List:       dhcp-hackers
Subject:    RE: dhcp-3.0.1rc12 server daemon woes :-(
From:       "Nick Garfield" <Nicholas.Garfield () cern ! ch>
Date:       2003-10-17 22:30:22
Message-ID: AC71B50DCA239B469EE08BABF32AD278012EDB38 () cernxchg01 ! cern ! ch
[Download RAW message or body]

Bill,

I have found a fix for this problem.  I stopped the secondary, deleted
the leases file on the secondary server and restarted the server.  After
the file was rebuilt (and the MCLT time passed) the "peer holds all free
leases" messages had gone and leases were getting assigned correctly.  
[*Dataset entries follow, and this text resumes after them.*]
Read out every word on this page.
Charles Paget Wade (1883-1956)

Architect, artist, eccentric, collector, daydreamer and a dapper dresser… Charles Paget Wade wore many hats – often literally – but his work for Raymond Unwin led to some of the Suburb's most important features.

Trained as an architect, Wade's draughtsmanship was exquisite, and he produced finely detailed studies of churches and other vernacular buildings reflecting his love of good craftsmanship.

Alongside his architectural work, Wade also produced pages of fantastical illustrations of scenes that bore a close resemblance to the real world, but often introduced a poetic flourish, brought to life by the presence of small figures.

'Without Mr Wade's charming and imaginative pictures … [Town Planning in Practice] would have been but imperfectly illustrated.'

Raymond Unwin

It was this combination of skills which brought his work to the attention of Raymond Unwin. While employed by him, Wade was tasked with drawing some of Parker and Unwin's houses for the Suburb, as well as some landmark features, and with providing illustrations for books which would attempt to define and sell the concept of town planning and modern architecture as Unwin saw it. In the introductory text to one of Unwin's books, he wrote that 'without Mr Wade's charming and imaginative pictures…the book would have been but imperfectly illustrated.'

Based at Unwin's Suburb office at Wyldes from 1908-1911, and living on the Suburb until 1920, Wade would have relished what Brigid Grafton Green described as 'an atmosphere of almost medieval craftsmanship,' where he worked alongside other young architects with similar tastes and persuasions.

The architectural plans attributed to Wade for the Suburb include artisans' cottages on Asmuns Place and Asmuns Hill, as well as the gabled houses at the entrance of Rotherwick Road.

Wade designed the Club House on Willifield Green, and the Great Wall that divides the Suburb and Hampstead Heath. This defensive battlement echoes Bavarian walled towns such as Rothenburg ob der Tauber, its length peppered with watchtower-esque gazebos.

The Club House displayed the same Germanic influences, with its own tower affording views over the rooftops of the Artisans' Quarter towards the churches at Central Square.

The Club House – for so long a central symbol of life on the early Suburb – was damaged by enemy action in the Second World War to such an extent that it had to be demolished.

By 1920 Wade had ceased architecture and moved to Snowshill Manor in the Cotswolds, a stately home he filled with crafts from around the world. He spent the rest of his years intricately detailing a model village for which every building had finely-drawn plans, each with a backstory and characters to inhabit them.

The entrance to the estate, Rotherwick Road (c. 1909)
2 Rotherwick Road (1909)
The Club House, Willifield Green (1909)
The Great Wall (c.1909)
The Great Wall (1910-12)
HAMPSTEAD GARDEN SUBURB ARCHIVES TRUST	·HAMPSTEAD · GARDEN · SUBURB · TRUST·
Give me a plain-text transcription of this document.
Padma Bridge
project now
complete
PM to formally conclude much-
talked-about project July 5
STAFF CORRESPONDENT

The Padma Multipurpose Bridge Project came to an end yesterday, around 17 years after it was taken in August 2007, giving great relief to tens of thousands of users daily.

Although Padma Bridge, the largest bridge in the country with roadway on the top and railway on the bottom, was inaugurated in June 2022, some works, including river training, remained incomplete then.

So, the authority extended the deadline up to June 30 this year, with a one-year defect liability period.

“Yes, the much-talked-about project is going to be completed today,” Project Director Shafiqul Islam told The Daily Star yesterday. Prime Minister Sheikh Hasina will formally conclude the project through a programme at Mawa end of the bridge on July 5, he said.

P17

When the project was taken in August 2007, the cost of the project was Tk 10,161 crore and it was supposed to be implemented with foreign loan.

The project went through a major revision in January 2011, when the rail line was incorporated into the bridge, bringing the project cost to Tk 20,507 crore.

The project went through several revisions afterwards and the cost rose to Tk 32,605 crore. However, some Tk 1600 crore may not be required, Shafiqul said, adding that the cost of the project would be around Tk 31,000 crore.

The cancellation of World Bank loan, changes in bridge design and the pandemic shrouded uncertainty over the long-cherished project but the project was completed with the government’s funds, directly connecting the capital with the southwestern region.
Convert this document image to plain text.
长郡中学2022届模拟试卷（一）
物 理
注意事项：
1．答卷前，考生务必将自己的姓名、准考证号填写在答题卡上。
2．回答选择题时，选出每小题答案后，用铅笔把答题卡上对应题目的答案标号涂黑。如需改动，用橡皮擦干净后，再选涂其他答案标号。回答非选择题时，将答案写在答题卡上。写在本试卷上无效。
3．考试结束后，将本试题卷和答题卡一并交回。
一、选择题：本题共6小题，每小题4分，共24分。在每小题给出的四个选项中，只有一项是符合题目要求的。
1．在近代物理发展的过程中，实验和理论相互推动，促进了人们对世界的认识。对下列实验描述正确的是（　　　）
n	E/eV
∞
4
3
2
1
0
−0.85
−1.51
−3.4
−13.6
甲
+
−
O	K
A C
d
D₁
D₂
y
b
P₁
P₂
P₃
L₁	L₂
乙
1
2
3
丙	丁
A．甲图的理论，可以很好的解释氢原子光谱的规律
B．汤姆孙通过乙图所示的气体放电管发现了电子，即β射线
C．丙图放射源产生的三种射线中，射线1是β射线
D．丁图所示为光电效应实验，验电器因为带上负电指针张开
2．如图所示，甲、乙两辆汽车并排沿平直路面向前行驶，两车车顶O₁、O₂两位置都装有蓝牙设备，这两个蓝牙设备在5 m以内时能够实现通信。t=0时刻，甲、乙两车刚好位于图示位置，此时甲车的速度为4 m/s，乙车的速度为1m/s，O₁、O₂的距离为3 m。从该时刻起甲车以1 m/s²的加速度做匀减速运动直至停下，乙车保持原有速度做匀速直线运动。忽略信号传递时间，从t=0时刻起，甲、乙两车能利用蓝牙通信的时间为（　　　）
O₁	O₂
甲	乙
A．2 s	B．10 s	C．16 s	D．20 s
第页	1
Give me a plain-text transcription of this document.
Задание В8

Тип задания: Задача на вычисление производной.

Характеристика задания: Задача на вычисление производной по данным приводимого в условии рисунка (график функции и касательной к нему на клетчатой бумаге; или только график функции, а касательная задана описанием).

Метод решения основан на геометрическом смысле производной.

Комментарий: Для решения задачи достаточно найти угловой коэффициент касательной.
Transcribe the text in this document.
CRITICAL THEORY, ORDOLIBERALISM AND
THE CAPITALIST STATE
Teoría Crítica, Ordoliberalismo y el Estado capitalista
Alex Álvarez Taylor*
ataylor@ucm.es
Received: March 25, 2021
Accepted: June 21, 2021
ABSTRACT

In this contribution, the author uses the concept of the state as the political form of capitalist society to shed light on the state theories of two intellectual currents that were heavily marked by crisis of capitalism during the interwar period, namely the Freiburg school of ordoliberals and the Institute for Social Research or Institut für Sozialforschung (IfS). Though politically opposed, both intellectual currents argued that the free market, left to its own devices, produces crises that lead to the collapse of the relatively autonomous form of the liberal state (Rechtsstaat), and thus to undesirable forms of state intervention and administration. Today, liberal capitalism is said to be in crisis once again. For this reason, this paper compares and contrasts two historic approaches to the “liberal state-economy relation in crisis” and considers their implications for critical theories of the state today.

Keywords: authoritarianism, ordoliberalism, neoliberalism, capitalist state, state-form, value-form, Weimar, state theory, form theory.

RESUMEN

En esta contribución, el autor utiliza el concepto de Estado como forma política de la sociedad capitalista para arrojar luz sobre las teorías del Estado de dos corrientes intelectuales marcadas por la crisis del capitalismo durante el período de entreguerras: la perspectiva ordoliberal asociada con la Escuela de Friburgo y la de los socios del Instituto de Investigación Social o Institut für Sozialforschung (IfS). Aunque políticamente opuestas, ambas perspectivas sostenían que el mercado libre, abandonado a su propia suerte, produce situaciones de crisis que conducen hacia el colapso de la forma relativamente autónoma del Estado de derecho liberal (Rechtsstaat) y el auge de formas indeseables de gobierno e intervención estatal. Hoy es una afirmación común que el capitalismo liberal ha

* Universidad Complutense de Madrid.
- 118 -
Unfortunately this solution does not explain why/how this occurred.  I
guess it is a problem with the MCLT.  The MCLT was set to 600 seconds
(<max-lease-time 3600).  I thought that setting a shorter MCLT might
help if the "communications interrupted" problem re-occurred.  I have
reset the MCLT to 3600 seconds.

If you are interested, for analysis I can send you the dhcpd.leases file
which was causing the problem.

Bug #9365 is still a problem.
Thanks for the ping patch....that works fine.  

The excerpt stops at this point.